Friday, January 22, 2016

Relationships: Are you a good friend?

Today I'm breaking away from posts about printing to dive in to another topic that has far reaching implications for our success.  Our family, our employment and even our sales efforts are all impacted by our relationships with other people.


I think everyone would agree that having a good relationship in your family is crucial to long term happiness and success at home.  Why is that?  We realize I think that those who see us the most and know us the best have our best interests in mind...at least at first.  If we don't return the focus on our families best interests, a downward spiral begins.

Almost every person who seeks a life partner wants someone who will be honest, even if what they say hurts our feelings, because we want them to guide us to be better.  Children can help us understand this principle even more.

Me and my daughters
When your child is about to get hurt by their actions, whether jumping on the bed where they may fall off, or by making a bad choice that will lead them down a wrong path, we want to help them and encourage them to make the right choice, or stop the actions that will get them hurt.  We have their best interests in mind, even though the child may not realize it.

Work relationships can be improved by applying this same idea to our interaction with our coworkers.  Instead of routinely showing up for work and "putting in our time", developing good relationships with our coworkers can greatly impact our happiness and success in our career.

When coworkers realize we aren't out to take their job, or to beat them to a promotion, but instead we want to help them succeed, the atmosphere and culture of our work place changes.  Stress will be reduced and our work day enjoyed.

Sales people are also a great example of success through good relationships.  If you sell your product and then abandon your customer, your long term success will be limited.  I don't think a good salesperson is someone who can sell ice to an eskimo.  If the customer doesn't really need what you are selling the first time they make a purchase, you can bet they won't buy what you want to sell the next time you visit. 
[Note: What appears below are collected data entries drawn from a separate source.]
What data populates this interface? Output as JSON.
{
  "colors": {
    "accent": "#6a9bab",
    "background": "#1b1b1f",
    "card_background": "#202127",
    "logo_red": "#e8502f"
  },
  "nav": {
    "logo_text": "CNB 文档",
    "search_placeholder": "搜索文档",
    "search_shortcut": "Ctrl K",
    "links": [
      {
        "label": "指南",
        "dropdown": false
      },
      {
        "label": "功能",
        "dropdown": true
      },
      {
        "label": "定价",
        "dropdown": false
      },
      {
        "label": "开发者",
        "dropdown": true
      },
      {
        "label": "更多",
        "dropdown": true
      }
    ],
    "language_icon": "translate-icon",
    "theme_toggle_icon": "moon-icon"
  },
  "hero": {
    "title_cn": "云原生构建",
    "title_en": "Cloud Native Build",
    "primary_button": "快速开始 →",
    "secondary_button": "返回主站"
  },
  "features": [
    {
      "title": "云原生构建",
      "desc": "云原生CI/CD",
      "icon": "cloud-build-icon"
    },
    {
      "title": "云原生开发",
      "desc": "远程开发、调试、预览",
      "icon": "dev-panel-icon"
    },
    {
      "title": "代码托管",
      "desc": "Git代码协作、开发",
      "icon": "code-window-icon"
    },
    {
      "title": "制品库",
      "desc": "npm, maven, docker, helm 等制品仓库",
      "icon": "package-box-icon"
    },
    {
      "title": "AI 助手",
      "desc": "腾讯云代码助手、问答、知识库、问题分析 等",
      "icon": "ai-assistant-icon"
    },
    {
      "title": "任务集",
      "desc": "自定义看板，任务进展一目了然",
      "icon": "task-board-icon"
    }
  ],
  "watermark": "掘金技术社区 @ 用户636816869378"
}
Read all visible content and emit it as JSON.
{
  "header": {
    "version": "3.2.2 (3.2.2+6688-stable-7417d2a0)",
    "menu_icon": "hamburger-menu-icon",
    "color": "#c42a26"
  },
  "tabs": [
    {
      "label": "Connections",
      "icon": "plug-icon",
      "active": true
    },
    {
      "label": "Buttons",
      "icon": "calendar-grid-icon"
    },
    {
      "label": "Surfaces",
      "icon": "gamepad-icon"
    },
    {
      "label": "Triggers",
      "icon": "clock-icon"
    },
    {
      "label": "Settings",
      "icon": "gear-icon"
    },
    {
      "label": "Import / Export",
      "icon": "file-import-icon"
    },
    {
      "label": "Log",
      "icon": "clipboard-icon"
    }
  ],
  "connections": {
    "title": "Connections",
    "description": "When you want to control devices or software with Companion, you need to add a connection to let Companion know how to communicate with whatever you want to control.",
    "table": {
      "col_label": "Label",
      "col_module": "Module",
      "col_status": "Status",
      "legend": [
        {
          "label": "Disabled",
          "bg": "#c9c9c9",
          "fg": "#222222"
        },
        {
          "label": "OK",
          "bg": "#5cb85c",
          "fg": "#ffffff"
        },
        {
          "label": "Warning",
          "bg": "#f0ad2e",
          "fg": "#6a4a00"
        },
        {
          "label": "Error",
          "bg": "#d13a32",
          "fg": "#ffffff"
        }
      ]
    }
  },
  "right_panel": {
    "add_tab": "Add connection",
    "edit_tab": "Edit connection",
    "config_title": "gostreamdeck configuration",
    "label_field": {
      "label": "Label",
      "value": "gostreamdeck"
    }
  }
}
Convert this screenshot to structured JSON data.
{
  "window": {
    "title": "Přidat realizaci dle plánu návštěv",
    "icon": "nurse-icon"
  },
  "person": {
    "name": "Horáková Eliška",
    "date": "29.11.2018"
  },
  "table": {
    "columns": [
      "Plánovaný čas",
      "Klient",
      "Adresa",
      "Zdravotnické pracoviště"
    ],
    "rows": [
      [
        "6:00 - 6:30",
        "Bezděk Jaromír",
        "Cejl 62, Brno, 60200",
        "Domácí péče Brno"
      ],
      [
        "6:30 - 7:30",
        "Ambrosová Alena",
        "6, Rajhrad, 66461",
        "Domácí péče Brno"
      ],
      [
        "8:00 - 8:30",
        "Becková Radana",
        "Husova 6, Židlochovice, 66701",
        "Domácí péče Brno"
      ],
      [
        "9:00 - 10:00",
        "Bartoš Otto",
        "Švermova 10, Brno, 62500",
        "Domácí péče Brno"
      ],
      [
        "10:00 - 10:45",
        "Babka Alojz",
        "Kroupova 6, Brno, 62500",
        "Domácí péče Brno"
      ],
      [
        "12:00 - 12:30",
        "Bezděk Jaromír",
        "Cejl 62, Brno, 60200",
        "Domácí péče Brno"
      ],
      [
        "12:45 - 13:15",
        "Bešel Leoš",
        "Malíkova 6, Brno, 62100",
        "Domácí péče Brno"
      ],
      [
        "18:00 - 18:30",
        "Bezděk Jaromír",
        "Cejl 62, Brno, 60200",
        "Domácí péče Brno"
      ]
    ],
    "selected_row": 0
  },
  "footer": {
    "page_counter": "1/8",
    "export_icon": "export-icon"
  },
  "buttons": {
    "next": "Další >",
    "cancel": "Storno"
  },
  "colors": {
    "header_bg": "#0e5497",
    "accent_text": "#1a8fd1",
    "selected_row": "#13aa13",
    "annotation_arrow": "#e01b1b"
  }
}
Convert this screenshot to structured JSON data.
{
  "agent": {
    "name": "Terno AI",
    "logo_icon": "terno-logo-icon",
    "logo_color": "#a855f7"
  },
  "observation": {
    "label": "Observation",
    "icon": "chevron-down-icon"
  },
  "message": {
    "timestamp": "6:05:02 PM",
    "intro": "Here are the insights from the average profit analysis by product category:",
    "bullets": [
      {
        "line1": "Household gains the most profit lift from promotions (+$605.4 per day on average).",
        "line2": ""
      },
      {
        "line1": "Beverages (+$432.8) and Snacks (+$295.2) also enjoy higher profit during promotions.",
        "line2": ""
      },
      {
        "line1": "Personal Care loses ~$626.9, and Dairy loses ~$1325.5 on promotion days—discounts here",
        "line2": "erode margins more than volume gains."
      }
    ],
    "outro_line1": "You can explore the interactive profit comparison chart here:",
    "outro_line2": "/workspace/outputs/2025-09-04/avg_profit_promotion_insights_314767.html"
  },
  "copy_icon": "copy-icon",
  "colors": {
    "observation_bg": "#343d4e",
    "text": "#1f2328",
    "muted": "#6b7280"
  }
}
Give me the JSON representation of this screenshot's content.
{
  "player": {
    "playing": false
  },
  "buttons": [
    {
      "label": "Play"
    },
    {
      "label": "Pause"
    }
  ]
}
A really great salesperson is someone who develops a trusting relationship with a customer and the customer knows the salesperson has their best interests in mind.  These are the relationships that last - even if you change companies, your customer will follow you and buy from the new company you represent because they trust and believe in you.  They believe if you made the choice to change companies, then you, as the expert, know what is best for them as well.

Here is a personal example: I once was working to secure some printing from a potential customer.  I had submitted aggressive pricing several times over 6 months and the customer even acknowledged my pricing was better, our quality was great but he just couldn't move his printing with us. 

Up to this point we had traded emails and a couple of phone calls, but I had never met him in person because he was about 2 hours away.  I decided it was time to get to know him better, so I invited him to lunch.  I drove the 2 hours each way and bought his lunch.  We talked about business and then talked about our families and careers.  When lunch was over I didn't ask for his business, I simply said thank you for having lunch.  The next week he called me to place his first order.  The relationship grew quickly to a $10,000 a month partnership - all from a $40 lunch visit.

So, do you care?  Do others see you looking out for their best interests? 

Relationships matter, at home, at work and in sales.  Be a better friend and I'll bet you'll have better friends as well as success and happiness!